Monday's protests were a cat-and-mouse game of roaming protesters and BART police officers, except this time, BART did not turn off cell phone service.
"If we get people there safely, and a little late, but they're safe, we'd rather they be late and safe," said BART spokesperson Linton Johnson
"That's like preventing a fire from happening," said BART passenger Harmon Bawa when asked about how BART should handle the protests. "There's really no way to deal with it."
Monday, the demonstration ended with the transit agency shutting down all four downtown San Francisco stations: Civic Center, Powell, Montgomery and Embarcadero. Demonstrators were protesting against BART's decision to shut down the cell phone network last Thursday.
This time around, BART did not shut off cell phone service, but does say the law is on its side when it comes to doing so.
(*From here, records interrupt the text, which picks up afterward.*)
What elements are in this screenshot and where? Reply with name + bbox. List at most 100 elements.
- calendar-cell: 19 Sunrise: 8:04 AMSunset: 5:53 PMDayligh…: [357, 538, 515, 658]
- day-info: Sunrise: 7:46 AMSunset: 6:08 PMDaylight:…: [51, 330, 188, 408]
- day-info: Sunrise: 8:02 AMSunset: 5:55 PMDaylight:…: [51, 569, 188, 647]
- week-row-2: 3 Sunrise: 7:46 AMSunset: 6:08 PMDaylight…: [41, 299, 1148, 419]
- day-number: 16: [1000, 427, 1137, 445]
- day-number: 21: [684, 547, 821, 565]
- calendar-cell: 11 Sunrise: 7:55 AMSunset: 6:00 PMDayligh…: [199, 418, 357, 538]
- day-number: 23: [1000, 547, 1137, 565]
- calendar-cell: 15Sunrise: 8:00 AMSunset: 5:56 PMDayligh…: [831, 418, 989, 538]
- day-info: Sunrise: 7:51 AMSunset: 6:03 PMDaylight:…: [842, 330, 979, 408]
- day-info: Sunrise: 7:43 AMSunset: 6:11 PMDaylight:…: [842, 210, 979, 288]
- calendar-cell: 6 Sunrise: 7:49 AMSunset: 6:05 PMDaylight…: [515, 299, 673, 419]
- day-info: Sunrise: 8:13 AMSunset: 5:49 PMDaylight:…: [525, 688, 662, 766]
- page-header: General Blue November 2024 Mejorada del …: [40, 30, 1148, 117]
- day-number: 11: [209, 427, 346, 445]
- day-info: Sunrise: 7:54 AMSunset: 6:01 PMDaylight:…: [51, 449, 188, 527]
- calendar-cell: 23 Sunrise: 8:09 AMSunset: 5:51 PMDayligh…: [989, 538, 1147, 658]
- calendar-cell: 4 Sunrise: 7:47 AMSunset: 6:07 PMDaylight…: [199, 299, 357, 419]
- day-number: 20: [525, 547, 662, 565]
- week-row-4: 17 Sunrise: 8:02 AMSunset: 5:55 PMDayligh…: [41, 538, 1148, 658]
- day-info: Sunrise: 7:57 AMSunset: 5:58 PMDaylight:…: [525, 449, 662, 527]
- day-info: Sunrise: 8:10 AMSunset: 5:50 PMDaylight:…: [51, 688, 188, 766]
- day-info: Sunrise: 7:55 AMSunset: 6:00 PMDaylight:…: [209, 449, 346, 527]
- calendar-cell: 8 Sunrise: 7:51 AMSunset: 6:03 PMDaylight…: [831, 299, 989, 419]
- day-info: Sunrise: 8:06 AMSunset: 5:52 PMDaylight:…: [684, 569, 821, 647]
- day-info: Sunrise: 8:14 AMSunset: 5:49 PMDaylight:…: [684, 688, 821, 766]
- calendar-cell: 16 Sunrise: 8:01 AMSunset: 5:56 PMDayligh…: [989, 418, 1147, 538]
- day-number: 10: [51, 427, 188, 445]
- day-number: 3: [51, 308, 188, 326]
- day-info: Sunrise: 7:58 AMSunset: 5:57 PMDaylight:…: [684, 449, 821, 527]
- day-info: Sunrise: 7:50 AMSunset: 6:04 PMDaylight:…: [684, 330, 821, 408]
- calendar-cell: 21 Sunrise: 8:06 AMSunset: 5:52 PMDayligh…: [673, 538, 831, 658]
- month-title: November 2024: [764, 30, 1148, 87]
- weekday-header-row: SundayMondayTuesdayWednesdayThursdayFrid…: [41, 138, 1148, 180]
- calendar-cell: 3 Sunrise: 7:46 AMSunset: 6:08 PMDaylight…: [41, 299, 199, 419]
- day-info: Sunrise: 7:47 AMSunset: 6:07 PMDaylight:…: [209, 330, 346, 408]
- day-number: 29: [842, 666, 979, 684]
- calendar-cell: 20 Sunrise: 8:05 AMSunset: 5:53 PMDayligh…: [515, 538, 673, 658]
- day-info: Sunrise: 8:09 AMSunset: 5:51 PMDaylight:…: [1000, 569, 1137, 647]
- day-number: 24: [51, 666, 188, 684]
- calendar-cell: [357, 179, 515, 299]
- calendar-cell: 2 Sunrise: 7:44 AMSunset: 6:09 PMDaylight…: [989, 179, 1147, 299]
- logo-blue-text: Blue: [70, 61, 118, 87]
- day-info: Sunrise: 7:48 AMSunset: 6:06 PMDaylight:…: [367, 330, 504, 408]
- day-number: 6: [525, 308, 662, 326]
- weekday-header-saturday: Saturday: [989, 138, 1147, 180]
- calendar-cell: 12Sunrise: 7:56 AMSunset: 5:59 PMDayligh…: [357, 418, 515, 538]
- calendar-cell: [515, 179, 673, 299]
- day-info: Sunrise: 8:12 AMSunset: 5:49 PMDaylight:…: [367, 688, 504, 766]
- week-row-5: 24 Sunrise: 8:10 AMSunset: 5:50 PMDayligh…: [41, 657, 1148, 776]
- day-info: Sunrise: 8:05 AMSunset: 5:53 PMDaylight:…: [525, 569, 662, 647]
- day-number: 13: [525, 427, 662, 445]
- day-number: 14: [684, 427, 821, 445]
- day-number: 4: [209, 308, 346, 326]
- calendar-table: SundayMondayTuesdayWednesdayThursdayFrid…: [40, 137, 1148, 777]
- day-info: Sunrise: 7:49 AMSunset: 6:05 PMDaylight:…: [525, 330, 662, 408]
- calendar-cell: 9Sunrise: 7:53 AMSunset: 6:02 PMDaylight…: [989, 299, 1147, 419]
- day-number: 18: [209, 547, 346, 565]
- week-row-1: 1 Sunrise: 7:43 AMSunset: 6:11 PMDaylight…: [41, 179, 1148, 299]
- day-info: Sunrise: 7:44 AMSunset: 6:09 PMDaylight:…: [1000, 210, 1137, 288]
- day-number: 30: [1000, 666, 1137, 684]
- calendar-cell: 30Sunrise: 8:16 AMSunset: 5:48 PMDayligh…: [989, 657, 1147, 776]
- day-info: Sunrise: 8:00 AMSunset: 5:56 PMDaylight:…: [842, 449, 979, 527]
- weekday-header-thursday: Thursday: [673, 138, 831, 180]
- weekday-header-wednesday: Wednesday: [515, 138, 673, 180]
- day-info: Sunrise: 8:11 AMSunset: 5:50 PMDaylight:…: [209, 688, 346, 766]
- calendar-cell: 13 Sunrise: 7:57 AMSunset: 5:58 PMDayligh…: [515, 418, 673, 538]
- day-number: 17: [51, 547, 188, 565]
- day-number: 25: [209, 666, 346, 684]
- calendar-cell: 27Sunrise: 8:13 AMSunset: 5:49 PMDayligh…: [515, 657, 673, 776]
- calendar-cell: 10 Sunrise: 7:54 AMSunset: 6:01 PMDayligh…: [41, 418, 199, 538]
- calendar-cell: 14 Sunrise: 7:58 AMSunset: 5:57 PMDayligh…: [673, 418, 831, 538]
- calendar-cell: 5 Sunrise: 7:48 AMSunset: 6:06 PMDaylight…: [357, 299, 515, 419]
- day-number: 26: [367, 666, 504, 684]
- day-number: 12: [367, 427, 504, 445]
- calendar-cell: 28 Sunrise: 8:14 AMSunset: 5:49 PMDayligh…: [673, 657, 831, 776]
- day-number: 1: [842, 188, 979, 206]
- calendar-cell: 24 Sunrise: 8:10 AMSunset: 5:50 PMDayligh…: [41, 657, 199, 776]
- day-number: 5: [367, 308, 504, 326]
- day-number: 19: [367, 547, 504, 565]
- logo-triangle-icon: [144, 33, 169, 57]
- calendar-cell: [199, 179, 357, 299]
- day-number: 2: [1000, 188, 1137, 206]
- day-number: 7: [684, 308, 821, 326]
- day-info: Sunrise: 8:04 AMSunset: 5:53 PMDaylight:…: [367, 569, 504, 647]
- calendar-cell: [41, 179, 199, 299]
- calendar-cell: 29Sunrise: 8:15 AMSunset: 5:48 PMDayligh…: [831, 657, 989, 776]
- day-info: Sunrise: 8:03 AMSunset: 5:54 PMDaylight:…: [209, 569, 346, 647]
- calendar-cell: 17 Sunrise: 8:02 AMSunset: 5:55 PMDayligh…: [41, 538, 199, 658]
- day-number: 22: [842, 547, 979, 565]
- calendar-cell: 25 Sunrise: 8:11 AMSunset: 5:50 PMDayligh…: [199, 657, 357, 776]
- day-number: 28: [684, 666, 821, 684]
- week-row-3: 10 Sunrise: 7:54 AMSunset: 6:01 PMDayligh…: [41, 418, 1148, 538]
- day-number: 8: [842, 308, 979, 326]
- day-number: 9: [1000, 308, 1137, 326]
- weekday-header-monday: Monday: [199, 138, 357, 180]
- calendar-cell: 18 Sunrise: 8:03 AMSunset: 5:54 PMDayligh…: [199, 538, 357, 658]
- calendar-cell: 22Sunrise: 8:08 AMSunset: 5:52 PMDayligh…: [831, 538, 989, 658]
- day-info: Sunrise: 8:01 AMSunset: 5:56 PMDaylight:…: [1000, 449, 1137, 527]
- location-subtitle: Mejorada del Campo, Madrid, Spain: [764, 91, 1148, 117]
Johnson said a 1969 Supreme Court decision known as Brandonberg v. Hayes allowed BART the legal authority to shut down the cell phone network.
"There was a Supreme Court ruling that allowed, under very narrow circumstances -- you have to meet a lot of tests in order to put public safety ahead of free speech, but there are exceptions," Johnson said.
Constitutional law professor Rory Little said, however, there are other court cases which make it difficult to restrict the freedom of speech.
"Guess what the Framers didn't think about? Cell phone service," said Little. "When they wrote the First Amendment, they thought about printing presses."